El lich levantó su carnoso dedo índice y apuntó a la faz del espectro, que ahora volvía a ser el de un hombre joven. Un rayo plateado brotó de la yema del dedo e impactó en la cara del espíritu, haciéndolo retroceder varios pasos. El rayo siguió centelleando de forma espectacular mientras el espíritu se retorcía de dolor.

—¿Quién es vuestro amo? —insistió el lich.

—¡Leira! —gimió el fantasma con distintas voces.

El lich volvió a castigarlo con un nuevo rayo plateado. La fantasmal figura se retorció aún más y cayó al suelo, convulso, como si estuviera en el potro de un verdugo. Los brazos y las piernas del espíritu se alargaron hasta alcanzar los distintos rincones de la escalera, hasta tornarse tan insustancial como la niebla.

—¿Quién es vuestro amo?

—¡Tú! —barbotó finalmente el espíritu, con una profusión de voces.

Los ojos de Szam Tass se suavizaron un tanto y estudiaron con insistencia al espíritu para asegurarse de que efectivamente seguía bajo su control. Al principio se sintió un tanto confuso al tener que indagar en tantas mentes distintas, si bien todas le juraban lealtad. Satisfecho, Szass Tam permitió que sus ojos se tornaran humanos otra vez.

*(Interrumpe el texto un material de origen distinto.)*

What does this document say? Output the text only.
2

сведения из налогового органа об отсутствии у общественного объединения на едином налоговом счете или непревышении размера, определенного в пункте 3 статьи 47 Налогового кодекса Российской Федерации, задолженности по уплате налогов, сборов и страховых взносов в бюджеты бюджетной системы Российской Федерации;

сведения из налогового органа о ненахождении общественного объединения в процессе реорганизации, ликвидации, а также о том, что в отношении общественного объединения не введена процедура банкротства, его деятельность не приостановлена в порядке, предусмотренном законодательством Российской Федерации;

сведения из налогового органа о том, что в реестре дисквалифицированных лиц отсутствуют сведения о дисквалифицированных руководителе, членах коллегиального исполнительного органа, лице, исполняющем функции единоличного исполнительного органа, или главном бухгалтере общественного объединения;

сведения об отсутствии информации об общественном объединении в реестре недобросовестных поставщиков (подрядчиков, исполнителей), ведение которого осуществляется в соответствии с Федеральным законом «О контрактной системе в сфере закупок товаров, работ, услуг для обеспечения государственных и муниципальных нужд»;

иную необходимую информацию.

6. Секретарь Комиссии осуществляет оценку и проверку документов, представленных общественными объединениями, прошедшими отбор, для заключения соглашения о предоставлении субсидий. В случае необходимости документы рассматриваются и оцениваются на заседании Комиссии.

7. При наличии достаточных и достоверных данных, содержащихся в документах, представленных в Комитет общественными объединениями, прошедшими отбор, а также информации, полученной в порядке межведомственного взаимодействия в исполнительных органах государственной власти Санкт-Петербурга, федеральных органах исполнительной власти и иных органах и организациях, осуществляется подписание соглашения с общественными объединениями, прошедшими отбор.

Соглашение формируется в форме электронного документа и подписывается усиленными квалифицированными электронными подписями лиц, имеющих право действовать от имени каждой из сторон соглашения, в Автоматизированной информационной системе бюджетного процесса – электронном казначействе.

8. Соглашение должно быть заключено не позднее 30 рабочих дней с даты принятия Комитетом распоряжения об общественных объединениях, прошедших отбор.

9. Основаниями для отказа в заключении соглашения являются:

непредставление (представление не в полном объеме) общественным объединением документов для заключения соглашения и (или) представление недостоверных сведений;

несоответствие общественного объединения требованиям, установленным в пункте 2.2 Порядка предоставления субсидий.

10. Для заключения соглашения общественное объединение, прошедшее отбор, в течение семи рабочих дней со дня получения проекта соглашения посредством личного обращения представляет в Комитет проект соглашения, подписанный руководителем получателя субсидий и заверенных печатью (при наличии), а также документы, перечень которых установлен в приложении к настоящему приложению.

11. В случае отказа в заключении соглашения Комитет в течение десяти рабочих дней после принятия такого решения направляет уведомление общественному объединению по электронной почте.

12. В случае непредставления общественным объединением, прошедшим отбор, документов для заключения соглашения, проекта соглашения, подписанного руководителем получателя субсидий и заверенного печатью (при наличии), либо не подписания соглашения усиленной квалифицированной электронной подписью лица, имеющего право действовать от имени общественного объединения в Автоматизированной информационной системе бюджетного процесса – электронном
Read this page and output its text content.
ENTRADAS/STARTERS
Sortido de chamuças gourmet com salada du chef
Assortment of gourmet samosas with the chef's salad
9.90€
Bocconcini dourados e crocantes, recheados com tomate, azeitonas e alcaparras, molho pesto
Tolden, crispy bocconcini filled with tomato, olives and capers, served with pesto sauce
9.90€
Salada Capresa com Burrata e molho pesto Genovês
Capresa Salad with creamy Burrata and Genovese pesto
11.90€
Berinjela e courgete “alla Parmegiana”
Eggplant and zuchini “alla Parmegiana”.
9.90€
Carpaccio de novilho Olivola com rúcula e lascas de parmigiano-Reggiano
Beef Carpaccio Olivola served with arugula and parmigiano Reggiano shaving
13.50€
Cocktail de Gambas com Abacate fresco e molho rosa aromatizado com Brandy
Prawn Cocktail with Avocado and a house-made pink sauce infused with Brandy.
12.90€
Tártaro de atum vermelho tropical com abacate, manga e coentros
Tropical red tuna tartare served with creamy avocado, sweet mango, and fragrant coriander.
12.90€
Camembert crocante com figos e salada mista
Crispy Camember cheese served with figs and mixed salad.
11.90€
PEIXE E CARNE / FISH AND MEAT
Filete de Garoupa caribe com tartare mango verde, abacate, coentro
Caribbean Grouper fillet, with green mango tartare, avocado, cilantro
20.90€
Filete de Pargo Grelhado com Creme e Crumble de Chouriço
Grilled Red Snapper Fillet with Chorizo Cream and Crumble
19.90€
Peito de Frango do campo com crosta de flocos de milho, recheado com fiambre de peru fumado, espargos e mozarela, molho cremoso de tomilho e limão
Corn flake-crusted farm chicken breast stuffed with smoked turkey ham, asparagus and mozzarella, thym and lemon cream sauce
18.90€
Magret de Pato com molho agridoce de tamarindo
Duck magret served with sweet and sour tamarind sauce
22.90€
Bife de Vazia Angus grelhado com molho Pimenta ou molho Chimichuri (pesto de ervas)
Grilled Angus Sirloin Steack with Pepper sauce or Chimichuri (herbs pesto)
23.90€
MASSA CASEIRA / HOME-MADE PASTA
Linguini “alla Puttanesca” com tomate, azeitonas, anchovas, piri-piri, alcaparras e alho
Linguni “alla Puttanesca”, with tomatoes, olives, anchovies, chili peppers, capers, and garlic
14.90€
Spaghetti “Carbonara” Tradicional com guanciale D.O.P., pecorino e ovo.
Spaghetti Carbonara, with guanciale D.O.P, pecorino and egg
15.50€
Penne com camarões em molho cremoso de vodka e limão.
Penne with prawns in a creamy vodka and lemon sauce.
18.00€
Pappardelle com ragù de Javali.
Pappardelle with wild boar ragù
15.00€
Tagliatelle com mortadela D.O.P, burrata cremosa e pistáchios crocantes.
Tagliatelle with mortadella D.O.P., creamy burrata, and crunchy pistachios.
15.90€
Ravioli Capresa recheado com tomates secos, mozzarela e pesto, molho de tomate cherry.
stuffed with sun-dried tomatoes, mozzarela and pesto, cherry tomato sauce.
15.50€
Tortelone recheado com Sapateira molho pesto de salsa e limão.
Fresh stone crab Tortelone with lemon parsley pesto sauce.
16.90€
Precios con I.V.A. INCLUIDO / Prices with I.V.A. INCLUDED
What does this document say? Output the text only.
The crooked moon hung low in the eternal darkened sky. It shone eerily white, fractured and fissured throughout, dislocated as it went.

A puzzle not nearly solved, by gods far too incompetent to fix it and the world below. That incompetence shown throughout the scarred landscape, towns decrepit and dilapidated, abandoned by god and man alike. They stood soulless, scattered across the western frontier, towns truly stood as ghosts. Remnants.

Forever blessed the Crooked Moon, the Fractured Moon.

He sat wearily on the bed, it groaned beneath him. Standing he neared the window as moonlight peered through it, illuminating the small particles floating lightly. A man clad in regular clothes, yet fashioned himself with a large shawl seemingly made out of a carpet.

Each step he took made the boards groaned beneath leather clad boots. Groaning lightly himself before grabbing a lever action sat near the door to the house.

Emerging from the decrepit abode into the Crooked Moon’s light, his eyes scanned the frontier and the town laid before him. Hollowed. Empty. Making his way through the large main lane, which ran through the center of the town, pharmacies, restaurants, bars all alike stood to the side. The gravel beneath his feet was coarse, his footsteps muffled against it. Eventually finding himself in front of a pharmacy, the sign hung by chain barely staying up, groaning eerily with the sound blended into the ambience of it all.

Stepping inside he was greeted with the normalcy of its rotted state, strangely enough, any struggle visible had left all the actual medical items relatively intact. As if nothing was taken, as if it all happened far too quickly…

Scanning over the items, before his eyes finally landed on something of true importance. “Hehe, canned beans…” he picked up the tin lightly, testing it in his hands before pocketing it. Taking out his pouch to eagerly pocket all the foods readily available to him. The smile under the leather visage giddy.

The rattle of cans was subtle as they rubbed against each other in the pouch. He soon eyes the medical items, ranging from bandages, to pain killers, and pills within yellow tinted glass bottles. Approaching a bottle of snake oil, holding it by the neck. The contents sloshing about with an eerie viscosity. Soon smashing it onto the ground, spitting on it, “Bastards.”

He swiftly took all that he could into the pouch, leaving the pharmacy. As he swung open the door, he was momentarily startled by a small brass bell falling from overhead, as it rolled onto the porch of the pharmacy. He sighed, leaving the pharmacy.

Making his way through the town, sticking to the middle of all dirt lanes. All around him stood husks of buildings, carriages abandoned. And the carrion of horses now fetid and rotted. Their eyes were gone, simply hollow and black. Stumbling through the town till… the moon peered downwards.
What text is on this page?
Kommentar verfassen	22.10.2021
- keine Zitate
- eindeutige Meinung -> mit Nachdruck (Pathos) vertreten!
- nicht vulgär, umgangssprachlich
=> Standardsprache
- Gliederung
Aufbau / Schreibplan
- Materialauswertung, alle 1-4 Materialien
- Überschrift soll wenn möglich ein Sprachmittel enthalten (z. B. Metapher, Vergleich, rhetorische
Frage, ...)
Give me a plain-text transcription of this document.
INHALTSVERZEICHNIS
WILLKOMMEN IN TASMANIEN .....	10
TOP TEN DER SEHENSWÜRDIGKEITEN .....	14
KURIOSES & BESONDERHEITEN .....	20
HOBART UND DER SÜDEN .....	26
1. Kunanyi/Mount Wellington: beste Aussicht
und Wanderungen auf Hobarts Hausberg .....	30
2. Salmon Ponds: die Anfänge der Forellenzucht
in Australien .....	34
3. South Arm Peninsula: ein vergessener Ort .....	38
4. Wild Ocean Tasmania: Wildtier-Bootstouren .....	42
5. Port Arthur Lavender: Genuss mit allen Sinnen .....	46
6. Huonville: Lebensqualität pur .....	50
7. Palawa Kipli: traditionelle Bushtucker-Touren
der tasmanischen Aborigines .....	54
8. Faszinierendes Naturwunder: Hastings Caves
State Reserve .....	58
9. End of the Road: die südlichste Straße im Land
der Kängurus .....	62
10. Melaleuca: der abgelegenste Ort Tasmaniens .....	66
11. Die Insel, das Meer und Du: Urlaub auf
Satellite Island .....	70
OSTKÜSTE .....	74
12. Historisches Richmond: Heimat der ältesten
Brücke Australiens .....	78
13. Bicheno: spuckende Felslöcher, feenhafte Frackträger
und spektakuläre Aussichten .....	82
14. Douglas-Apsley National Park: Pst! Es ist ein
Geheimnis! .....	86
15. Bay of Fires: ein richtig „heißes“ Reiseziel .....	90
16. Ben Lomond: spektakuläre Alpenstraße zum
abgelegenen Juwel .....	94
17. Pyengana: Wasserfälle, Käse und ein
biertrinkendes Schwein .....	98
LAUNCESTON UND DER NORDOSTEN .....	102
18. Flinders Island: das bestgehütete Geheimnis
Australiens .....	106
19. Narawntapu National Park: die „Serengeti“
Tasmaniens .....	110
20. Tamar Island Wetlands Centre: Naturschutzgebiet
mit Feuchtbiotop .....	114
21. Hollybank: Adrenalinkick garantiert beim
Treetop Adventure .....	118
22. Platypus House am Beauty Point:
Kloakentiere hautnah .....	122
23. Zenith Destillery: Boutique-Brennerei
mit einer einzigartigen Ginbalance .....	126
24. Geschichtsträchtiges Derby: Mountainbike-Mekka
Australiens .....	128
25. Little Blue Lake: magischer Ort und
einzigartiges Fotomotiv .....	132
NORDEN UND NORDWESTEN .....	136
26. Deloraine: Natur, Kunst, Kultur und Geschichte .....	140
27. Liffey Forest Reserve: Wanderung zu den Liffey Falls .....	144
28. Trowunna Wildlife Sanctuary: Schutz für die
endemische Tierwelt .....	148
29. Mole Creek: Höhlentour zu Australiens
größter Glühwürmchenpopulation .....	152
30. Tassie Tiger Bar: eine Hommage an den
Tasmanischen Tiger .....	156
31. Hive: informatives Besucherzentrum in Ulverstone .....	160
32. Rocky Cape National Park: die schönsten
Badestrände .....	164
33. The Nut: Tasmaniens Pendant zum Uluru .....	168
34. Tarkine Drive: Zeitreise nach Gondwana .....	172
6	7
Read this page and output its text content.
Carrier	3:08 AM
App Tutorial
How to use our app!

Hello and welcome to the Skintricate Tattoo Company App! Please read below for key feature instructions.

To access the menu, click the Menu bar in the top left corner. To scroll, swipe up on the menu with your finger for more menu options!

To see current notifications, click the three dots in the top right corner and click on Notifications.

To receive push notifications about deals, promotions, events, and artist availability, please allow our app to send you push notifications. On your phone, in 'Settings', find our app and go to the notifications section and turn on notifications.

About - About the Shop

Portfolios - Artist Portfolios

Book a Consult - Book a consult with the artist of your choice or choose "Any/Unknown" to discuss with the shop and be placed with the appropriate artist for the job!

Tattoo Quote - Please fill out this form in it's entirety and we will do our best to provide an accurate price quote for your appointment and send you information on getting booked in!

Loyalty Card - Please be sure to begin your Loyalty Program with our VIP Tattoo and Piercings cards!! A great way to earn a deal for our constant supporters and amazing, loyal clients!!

—Decidme, sacerdotes —repuso el lich—. ¿Os habéis mostrado igual de incapaces a la hora de detener a los Magos Rojos que se presentaron aquí antes?

—¿Los que están abajo? —apuntó el espíritu.

El rostro del fantasma volvía a ser el de la mujer hermosa que inicialmente sorprendiera a Szass Tam.

—Sí —contestó el lich—. Los que están abajo.

—Ellos son creyentes —explicó la fantasmal figura—. Todos llevan el sagrado símbolo de Leira sobre sus cabezas relucientes. Todos los creyentes son bienvenidos en este templo. Todos los creyentes... Y tú también, claro.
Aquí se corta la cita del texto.